Sometimes, by design or destiny, one person changes the course of human history.
Think of Jesus Christ, Charlemagne, Joan of Arc, Michael Faraday, Queen Victoria, Gutenberg, or Jonas Salk. What fascinates is the charisma, the intelligence, the raw emotional power that one individual possesses and which transforms the world.
Today’s erudite analysis will be on Martin Luther, a modest, penniless monk who was born November 10, 1483 in Saxony in the Holy Roman Empire, now Germany. His occupation as a friar and theologian professor brought him to the thinking that reason could not lead men to God and that the selling of indulgences by the Catholic Church was contrary to God’s teachings in the Bible.
Luther received his Doctor of Theology in 1512 and was received into the senate of the theological faculty of the University of Wittenberg. He was made provincial vicar of Saxony and Thuringia by his religious order in 1515. This meant he was to visit and oversee each of 11 monasteries in his province.
How does one man decide to challenge the powerful Catholic Church, Emperor Charles V, King Henry VIII, and other notables? They had armies, and yet he defied them all with the truth as he believed it to be. His theology challenged the authority and office of the Pope. Those who came to follow Luther were called Lutherans.
It was a nail on the All Saints’ Church door in Wittenberg that began the Reformation. The date was October 31, 1517. The Reformation would beget individualism, religious freedom, better education and women’s rights. Martin Luther wrote his 95 Theses which he saw as his disputation as a scholarly objection to church practices and the tone of the writing was accordingly “searching, rather than doctrinaire.” The invention of the printing press by Gutenberg nearly 75 years earlier, helped disseminate his message throughout the known world.
Thesis 86 asks: “Why does the pope, whose wealth today is greater than the wealth of the richest Crassus build the basilica of St. Peter with the money of poor believers rather than with his own money?” Needless to say, the powerful were not amused.

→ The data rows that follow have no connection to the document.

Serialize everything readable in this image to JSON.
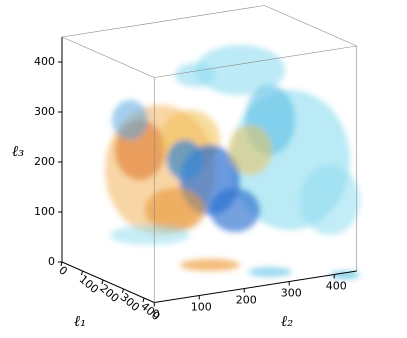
{
  "chart_data": {
    "type": "volume",
    "x_label": "ℓ₁",
    "y_label": "ℓ₂",
    "z_label": "ℓ₃",
    "xlim": [
      0,
      450
    ],
    "ylim": [
      0,
      450
    ],
    "zlim": [
      0,
      450
    ],
    "xticks": [
      0,
      100,
      200,
      300,
      400
    ],
    "yticks": [
      0,
      100,
      200,
      300,
      400
    ],
    "zticks": [
      0,
      100,
      200,
      300,
      400
    ]
  }
}
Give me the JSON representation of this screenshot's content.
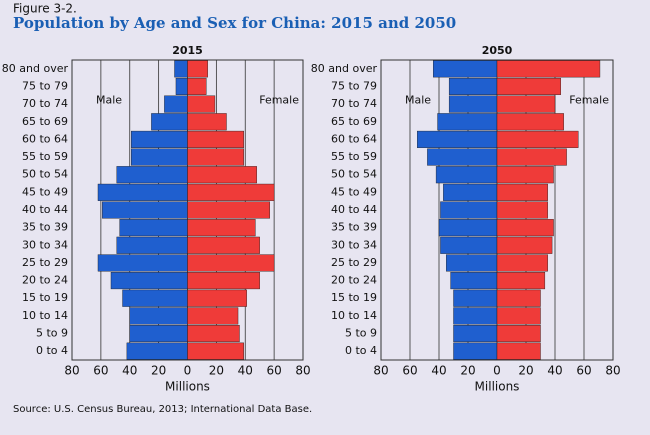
{
  "figure_label": "Figure 3-2.",
  "title": "Population by Age and Sex for China: 2015 and 2050",
  "source": "Source: U.S. Census Bureau, 2013; International Data Base.",
  "chart_data": [
    {
      "type": "pyramid",
      "title": "2015",
      "categories": [
        "80 and over",
        "75 to 79",
        "70 to 74",
        "65 to 69",
        "60 to 64",
        "55 to 59",
        "50 to 54",
        "45 to 49",
        "40 to 44",
        "35 to 39",
        "30 to 34",
        "25 to 29",
        "20 to 24",
        "15 to 19",
        "10 to 14",
        "5 to 9",
        "0 to 4"
      ],
      "series": [
        {
          "name": "Male",
          "color": "#1f5fcf",
          "values": [
            9,
            8,
            16,
            25,
            39,
            39,
            49,
            62,
            59,
            47,
            49,
            62,
            53,
            45,
            40,
            40,
            42
          ]
        },
        {
          "name": "Female",
          "color": "#ef3b39",
          "values": [
            14,
            13,
            19,
            27,
            39,
            39,
            48,
            60,
            57,
            47,
            50,
            60,
            50,
            41,
            35,
            36,
            39
          ]
        }
      ],
      "xlim": [
        -80,
        80
      ],
      "xticks": [
        {
          "value": -80,
          "label": "80"
        },
        {
          "value": -60,
          "label": "60"
        },
        {
          "value": -40,
          "label": "40"
        },
        {
          "value": -20,
          "label": "20"
        },
        0,
        20,
        40,
        60,
        80
      ],
      "xlabel": "Millions",
      "grid": true
    },
    {
      "type": "pyramid",
      "title": "2050",
      "categories": [
        "80 and over",
        "75 to 79",
        "70 to 74",
        "65 to 69",
        "60 to 64",
        "55 to 59",
        "50 to 54",
        "45 to 49",
        "40 to 44",
        "35 to 39",
        "30 to 34",
        "25 to 29",
        "20 to 24",
        "15 to 19",
        "10 to 14",
        "5 to 9",
        "0 to 4"
      ],
      "series": [
        {
          "name": "Male",
          "color": "#1f5fcf",
          "values": [
            44,
            33,
            33,
            41,
            55,
            48,
            42,
            37,
            39,
            40,
            39,
            35,
            32,
            30,
            30,
            30,
            30
          ]
        },
        {
          "name": "Female",
          "color": "#ef3b39",
          "values": [
            71,
            44,
            40,
            46,
            56,
            48,
            39,
            35,
            35,
            39,
            38,
            35,
            33,
            30,
            30,
            30,
            30
          ]
        }
      ],
      "xlim": [
        -80,
        80
      ],
      "xticks": [
        {
          "value": -80,
          "label": "80"
        },
        {
          "value": -60,
          "label": "60"
        },
        {
          "value": -40,
          "label": "40"
        },
        {
          "value": -20,
          "label": "20"
        },
        0,
        20,
        40,
        60,
        80
      ],
      "xlabel": "Millions",
      "grid": true
    }
  ]
}
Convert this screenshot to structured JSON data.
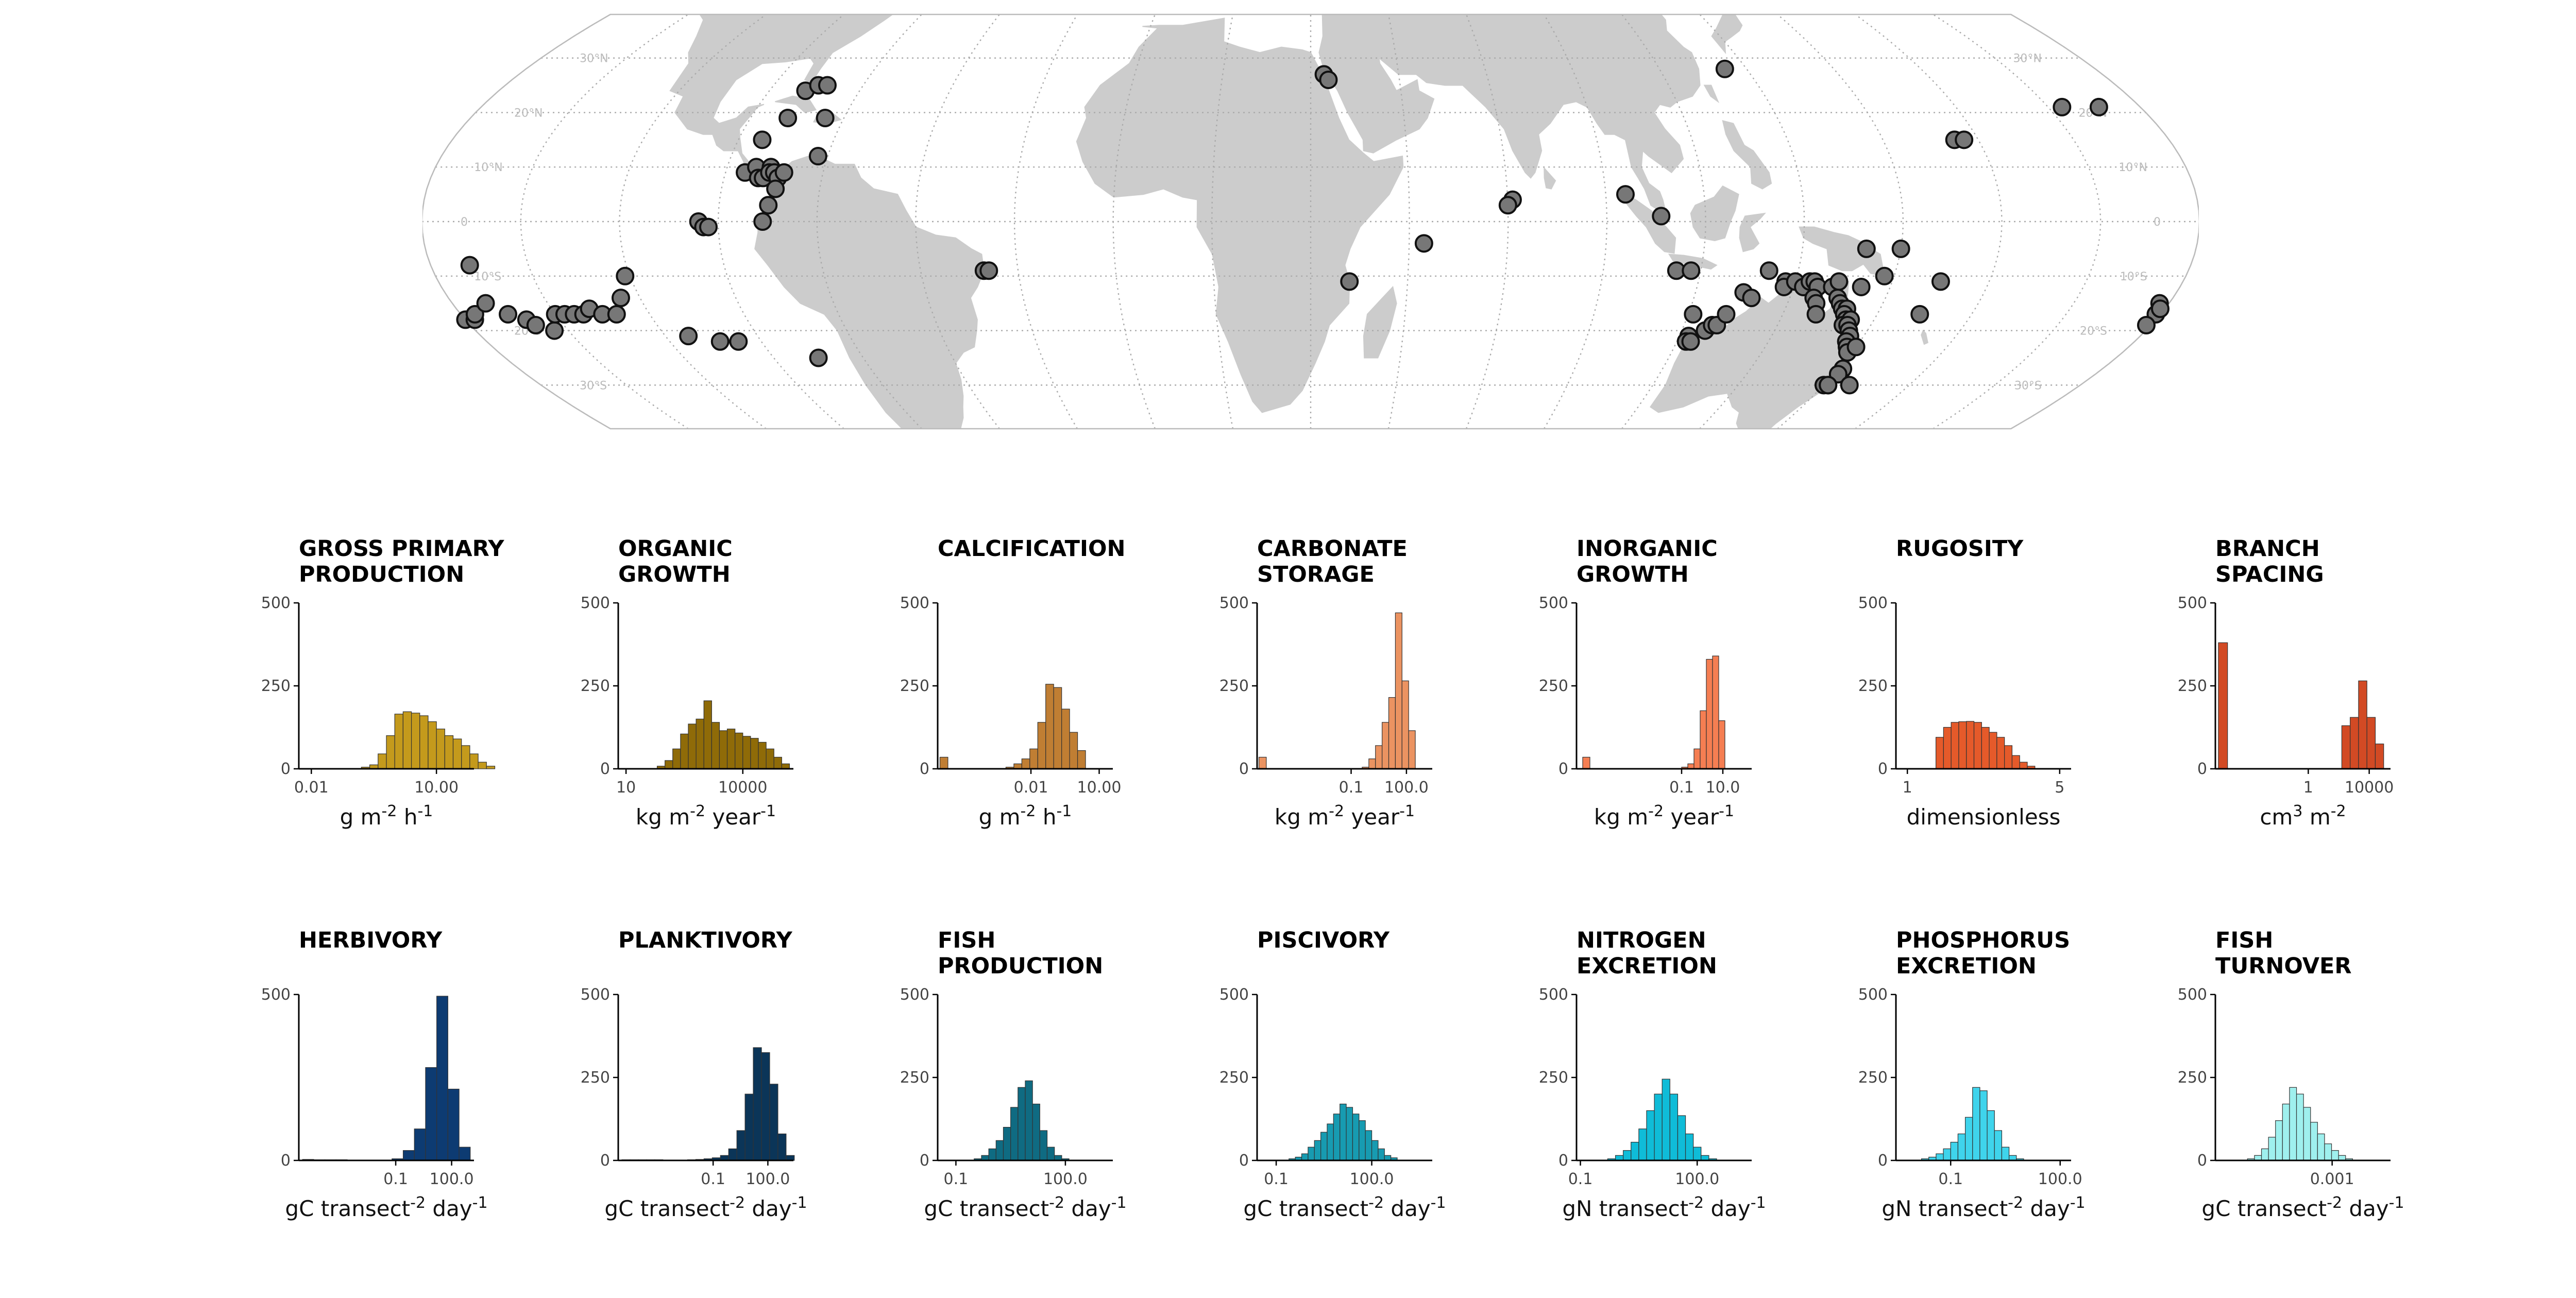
{
  "map": {
    "lat_labels": [
      "30°N",
      "20°N",
      "10°N",
      "0",
      "10°S",
      "20°S",
      "30°S"
    ],
    "land_color": "#cccccc",
    "grid_color": "#aaaaaa",
    "site_fill": "#777777",
    "site_stroke": "#111111",
    "sites": [
      [
        -165,
        21
      ],
      [
        -157,
        21
      ],
      [
        -150,
        -15
      ],
      [
        -149,
        -17
      ],
      [
        -149,
        -16
      ],
      [
        -149,
        -19
      ],
      [
        -148,
        -18
      ],
      [
        -146,
        -18
      ],
      [
        -145,
        -17
      ],
      [
        -141,
        -15
      ],
      [
        -140,
        -8
      ],
      [
        -138,
        -17
      ],
      [
        -135,
        -18
      ],
      [
        -134,
        -19
      ],
      [
        -131,
        -20
      ],
      [
        -128,
        -17
      ],
      [
        -126,
        -17
      ],
      [
        -124,
        -17
      ],
      [
        -122,
        -17
      ],
      [
        -120,
        -16
      ],
      [
        -118,
        -17
      ],
      [
        -115,
        -17
      ],
      [
        -112,
        -14
      ],
      [
        -109,
        -10
      ],
      [
        -103,
        -21
      ],
      [
        -97,
        -22
      ],
      [
        -93,
        -22
      ],
      [
        -78,
        -25
      ],
      [
        -92,
        0
      ],
      [
        -91,
        -1
      ],
      [
        -90,
        -1
      ],
      [
        -84,
        9
      ],
      [
        -83,
        15
      ],
      [
        -82,
        10
      ],
      [
        -81,
        8
      ],
      [
        -80,
        8
      ],
      [
        -79,
        10
      ],
      [
        -79,
        9
      ],
      [
        -78,
        9
      ],
      [
        -77,
        8
      ],
      [
        -77,
        6
      ],
      [
        -76,
        9
      ],
      [
        -78,
        3
      ],
      [
        -79,
        0
      ],
      [
        -80,
        19
      ],
      [
        -80,
        24
      ],
      [
        -78,
        25
      ],
      [
        -76,
        25
      ],
      [
        -72,
        19
      ],
      [
        -70,
        12
      ],
      [
        -35,
        -9
      ],
      [
        -34,
        -9
      ],
      [
        35,
        27
      ],
      [
        36,
        26
      ],
      [
        40,
        -11
      ],
      [
        55,
        -4
      ],
      [
        73,
        4
      ],
      [
        72,
        3
      ],
      [
        96,
        5
      ],
      [
        103,
        1
      ],
      [
        107,
        -9
      ],
      [
        110,
        -9
      ],
      [
        113,
        -17
      ],
      [
        114,
        -21
      ],
      [
        114,
        -22
      ],
      [
        115,
        -22
      ],
      [
        117,
        -20
      ],
      [
        118,
        -19
      ],
      [
        119,
        -19
      ],
      [
        120,
        -17
      ],
      [
        122,
        -13
      ],
      [
        124,
        -14
      ],
      [
        126,
        -9
      ],
      [
        127,
        28
      ],
      [
        130,
        -11
      ],
      [
        130,
        -12
      ],
      [
        132,
        -11
      ],
      [
        134,
        -12
      ],
      [
        135,
        -11
      ],
      [
        136,
        -11
      ],
      [
        137,
        -12
      ],
      [
        137,
        -14
      ],
      [
        138,
        -15
      ],
      [
        139,
        -17
      ],
      [
        140,
        -12
      ],
      [
        141,
        -11
      ],
      [
        142,
        -14
      ],
      [
        143,
        -15
      ],
      [
        144,
        -16
      ],
      [
        145,
        -16
      ],
      [
        145,
        -17
      ],
      [
        146,
        -18
      ],
      [
        146,
        -19
      ],
      [
        147,
        -18
      ],
      [
        147,
        -19
      ],
      [
        148,
        -20
      ],
      [
        149,
        -21
      ],
      [
        149,
        -22
      ],
      [
        150,
        -23
      ],
      [
        151,
        -24
      ],
      [
        152,
        -23
      ],
      [
        153,
        -27
      ],
      [
        153,
        -28
      ],
      [
        152,
        -30
      ],
      [
        153,
        -30
      ],
      [
        158,
        -30
      ],
      [
        145,
        -5
      ],
      [
        152,
        -5
      ],
      [
        146,
        -12
      ],
      [
        162,
        -11
      ],
      [
        161,
        -17
      ],
      [
        167,
        15
      ],
      [
        169,
        15
      ],
      [
        153,
        -30
      ],
      [
        150,
        -10
      ]
    ]
  },
  "chart_data": [
    {
      "type": "bar",
      "title": "GROSS PRIMARY\nPRODUCTION",
      "color": "#c49a1c",
      "ylim": [
        0,
        500
      ],
      "yticks": [
        "0",
        "250",
        "500"
      ],
      "xlim": [
        -2.3,
        1.9
      ],
      "xticks": [
        {
          "v": -2,
          "label": "0.01"
        },
        {
          "v": 1,
          "label": "10.00"
        }
      ],
      "unit": "g m-2 h-1",
      "bin_start": -0.8,
      "bin_width": 0.2,
      "values": [
        5,
        12,
        45,
        100,
        165,
        172,
        168,
        160,
        142,
        120,
        100,
        90,
        70,
        45,
        20,
        8
      ]
    },
    {
      "type": "bar",
      "title": "ORGANIC\nGROWTH",
      "color": "#8f6b08",
      "ylim": [
        0,
        500
      ],
      "yticks": [
        "0",
        "250",
        "500"
      ],
      "xlim": [
        0.8,
        5.3
      ],
      "xticks": [
        {
          "v": 1,
          "label": "10"
        },
        {
          "v": 4,
          "label": "10000"
        }
      ],
      "unit": "kg m-2 year-1",
      "bin_start": 1.8,
      "bin_width": 0.2,
      "values": [
        8,
        25,
        60,
        105,
        135,
        150,
        205,
        140,
        115,
        120,
        108,
        98,
        92,
        80,
        60,
        35,
        15
      ]
    },
    {
      "type": "bar",
      "title": "CALCIFICATION",
      "color": "#c07e33",
      "ylim": [
        0,
        500
      ],
      "yticks": [
        "0",
        "250",
        "500"
      ],
      "xlim": [
        -6.1,
        1.6
      ],
      "xticks": [
        {
          "v": -2,
          "label": "0.01"
        },
        {
          "v": 1,
          "label": "10.00"
        }
      ],
      "unit": "g m-2 h-1",
      "bin_start": -3.1,
      "bin_width": 0.35,
      "outlier": {
        "x": -6.0,
        "w": 0.35,
        "v": 35
      },
      "values": [
        5,
        15,
        30,
        60,
        140,
        255,
        245,
        180,
        110,
        55
      ]
    },
    {
      "type": "bar",
      "title": "CARBONATE\nSTORAGE",
      "color": "#eb9361",
      "ylim": [
        0,
        500
      ],
      "yticks": [
        "0",
        "250",
        "500"
      ],
      "xlim": [
        -6.1,
        3.4
      ],
      "xticks": [
        {
          "v": -1,
          "label": "0.1"
        },
        {
          "v": 2,
          "label": "100.0"
        }
      ],
      "unit": "kg m-2 year-1",
      "bin_start": -0.4,
      "bin_width": 0.36,
      "outlier": {
        "x": -6.0,
        "w": 0.4,
        "v": 35
      },
      "values": [
        5,
        30,
        70,
        140,
        215,
        470,
        265,
        115
      ]
    },
    {
      "type": "bar",
      "title": "INORGANIC\nGROWTH",
      "color": "#f57e52",
      "ylim": [
        0,
        500
      ],
      "yticks": [
        "0",
        "250",
        "500"
      ],
      "xlim": [
        -6.1,
        2.4
      ],
      "xticks": [
        {
          "v": -1,
          "label": "0.1"
        },
        {
          "v": 1,
          "label": "10.0"
        }
      ],
      "unit": "kg m-2 year-1",
      "bin_start": -1.0,
      "bin_width": 0.3,
      "outlier": {
        "x": -5.8,
        "w": 0.35,
        "v": 35
      },
      "values": [
        5,
        15,
        60,
        175,
        330,
        340,
        145
      ]
    },
    {
      "type": "bar",
      "title": "RUGOSITY",
      "color": "#e55a2a",
      "ylim": [
        0,
        500
      ],
      "yticks": [
        "0",
        "250",
        "500"
      ],
      "xlim": [
        0.7,
        5.3
      ],
      "xticks": [
        {
          "v": 1,
          "label": "1"
        },
        {
          "v": 5,
          "label": "5"
        }
      ],
      "unit": "dimensionless",
      "bin_start": 1.75,
      "bin_width": 0.2,
      "values": [
        95,
        125,
        140,
        142,
        143,
        140,
        125,
        110,
        95,
        70,
        40,
        20,
        8
      ]
    },
    {
      "type": "bar",
      "title": "BRANCH\nSPACING",
      "color": "#d24a24",
      "ylim": [
        0,
        500
      ],
      "yticks": [
        "0",
        "250",
        "500"
      ],
      "xlim": [
        -6.1,
        5.4
      ],
      "xticks": [
        {
          "v": 0,
          "label": "1"
        },
        {
          "v": 4,
          "label": "10000"
        }
      ],
      "unit": "cm3 m-2",
      "bin_start": 2.2,
      "bin_width": 0.55,
      "outlier": {
        "x": -5.9,
        "w": 0.6,
        "v": 380
      },
      "values": [
        130,
        155,
        265,
        155,
        75
      ]
    },
    {
      "type": "bar",
      "title": "HERBIVORY",
      "color": "#0d3b72",
      "ylim": [
        0,
        500
      ],
      "yticks": [
        "0",
        "500"
      ],
      "xlim": [
        -6.2,
        3.2
      ],
      "xticks": [
        {
          "v": -1,
          "label": "0.1"
        },
        {
          "v": 2,
          "label": "100.0"
        }
      ],
      "unit": "gC transect-2 day-1",
      "bin_start": -6.0,
      "bin_width": 0.6,
      "values": [
        3,
        2,
        2,
        2,
        1,
        1,
        1,
        1,
        5,
        30,
        95,
        280,
        495,
        215,
        40
      ]
    },
    {
      "type": "bar",
      "title": "PLANKTIVORY",
      "color": "#0b3558",
      "ylim": [
        0,
        500
      ],
      "yticks": [
        "0",
        "250",
        "500"
      ],
      "xlim": [
        -6.2,
        3.4
      ],
      "xticks": [
        {
          "v": -1,
          "label": "0.1"
        },
        {
          "v": 2,
          "label": "100.0"
        }
      ],
      "unit": "gC transect-2 day-1",
      "bin_start": -6.0,
      "bin_width": 0.45,
      "values": [
        2,
        2,
        2,
        2,
        2,
        1,
        1,
        1,
        2,
        3,
        5,
        8,
        15,
        35,
        90,
        200,
        340,
        325,
        230,
        80,
        15
      ]
    },
    {
      "type": "bar",
      "title": "FISH\nPRODUCTION",
      "color": "#0f6b82",
      "ylim": [
        0,
        500
      ],
      "yticks": [
        "0",
        "250",
        "500"
      ],
      "xlim": [
        -1.5,
        3.3
      ],
      "xticks": [
        {
          "v": -1,
          "label": "0.1"
        },
        {
          "v": 2,
          "label": "100.0"
        }
      ],
      "unit": "gC transect-2 day-1",
      "bin_start": -0.5,
      "bin_width": 0.2,
      "values": [
        5,
        15,
        35,
        60,
        100,
        160,
        220,
        240,
        170,
        90,
        40,
        15,
        5
      ]
    },
    {
      "type": "bar",
      "title": "PISCIVORY",
      "color": "#179bb1",
      "ylim": [
        0,
        500
      ],
      "yticks": [
        "0",
        "250",
        "500"
      ],
      "xlim": [
        -1.6,
        3.9
      ],
      "xticks": [
        {
          "v": -1,
          "label": "0.1"
        },
        {
          "v": 2,
          "label": "100.0"
        }
      ],
      "unit": "gC transect-2 day-1",
      "bin_start": -0.6,
      "bin_width": 0.2,
      "values": [
        5,
        10,
        20,
        40,
        60,
        85,
        110,
        140,
        170,
        160,
        140,
        120,
        90,
        60,
        35,
        15,
        8
      ]
    },
    {
      "type": "bar",
      "title": "NITROGEN\nEXCRETION",
      "color": "#0fbcd8",
      "ylim": [
        0,
        500
      ],
      "yticks": [
        "0",
        "250",
        "500"
      ],
      "xlim": [
        -1.1,
        3.4
      ],
      "xticks": [
        {
          "v": -1,
          "label": "0.1"
        },
        {
          "v": 2,
          "label": "100.0"
        }
      ],
      "unit": "gN transect-2 day-1",
      "bin_start": -0.3,
      "bin_width": 0.2,
      "values": [
        5,
        15,
        30,
        55,
        95,
        150,
        200,
        245,
        200,
        135,
        80,
        40,
        15,
        5
      ]
    },
    {
      "type": "bar",
      "title": "PHOSPHORUS\nEXCRETION",
      "color": "#3fd4ec",
      "ylim": [
        0,
        500
      ],
      "yticks": [
        "0",
        "250",
        "500"
      ],
      "xlim": [
        -2.5,
        2.3
      ],
      "xticks": [
        {
          "v": -1,
          "label": "0.1"
        },
        {
          "v": 2,
          "label": "100.0"
        }
      ],
      "unit": "gN transect-2 day-1",
      "bin_start": -1.8,
      "bin_width": 0.2,
      "values": [
        5,
        10,
        20,
        35,
        55,
        80,
        130,
        220,
        210,
        150,
        90,
        40,
        15,
        5
      ]
    },
    {
      "type": "bar",
      "title": "FISH\nTURNOVER",
      "color": "#9ff0ee",
      "ylim": [
        0,
        500
      ],
      "yticks": [
        "0",
        "250",
        "500"
      ],
      "xlim": [
        -5.0,
        -2.0
      ],
      "xticks": [
        {
          "v": -3,
          "label": "0.001"
        }
      ],
      "unit": "gC transect-2 day-1",
      "bin_start": -4.45,
      "bin_width": 0.12,
      "values": [
        5,
        15,
        35,
        70,
        120,
        170,
        220,
        200,
        160,
        115,
        80,
        50,
        30,
        15,
        5
      ]
    }
  ]
}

Archbishop Albrecht of Mainz did not reply to Luther’s letter containing the 95 Theses. He had the theses checked for heresy and then forwarded them to Rome. He needed the revenue from the Indulgences to pay off a papal dispensation for his tenure of more than one bishopric. Luther later noted, “the pope had a finger in the pie as well because one-half was to go to the building of St. Pater’s Church in Rome.” At that time 50% of the land in Europe was owned by the Catholic Church. Luther said, “Avoid those who search for your soul with a money bag.”
Luther’s rediscovery of “Christ and His salvation” was the first of two points that became the foundation for the Reformation. His railing against the sale of indulgences was based on it. “Faith is that which brings the Holy Spirit through the merits of Christ.” Faith, for Luther, was a gift from God.
Pope Leo X warned Luther with the papal bull that he risked excommunication unless Luther recanted 41 of his 95 theses within 60 days. Luther publicly set fire to the bull in Wittenberg in 1520. Luther was excommunicated January 3, 1521 in the Papal bull Decet Romanum Pontificem.
Luther translated the Bible into the German vernacular instead of Latin and made it more accessible to the laity. His hymns influenced the development of singing in Protestant churches. His marriage to Katharina von Bora, a former nun, set a model for the proactive of clerical marriage to allow Protestant clergy to marry. They had six children.
Luther passed this life February 18, 1546 at age 62.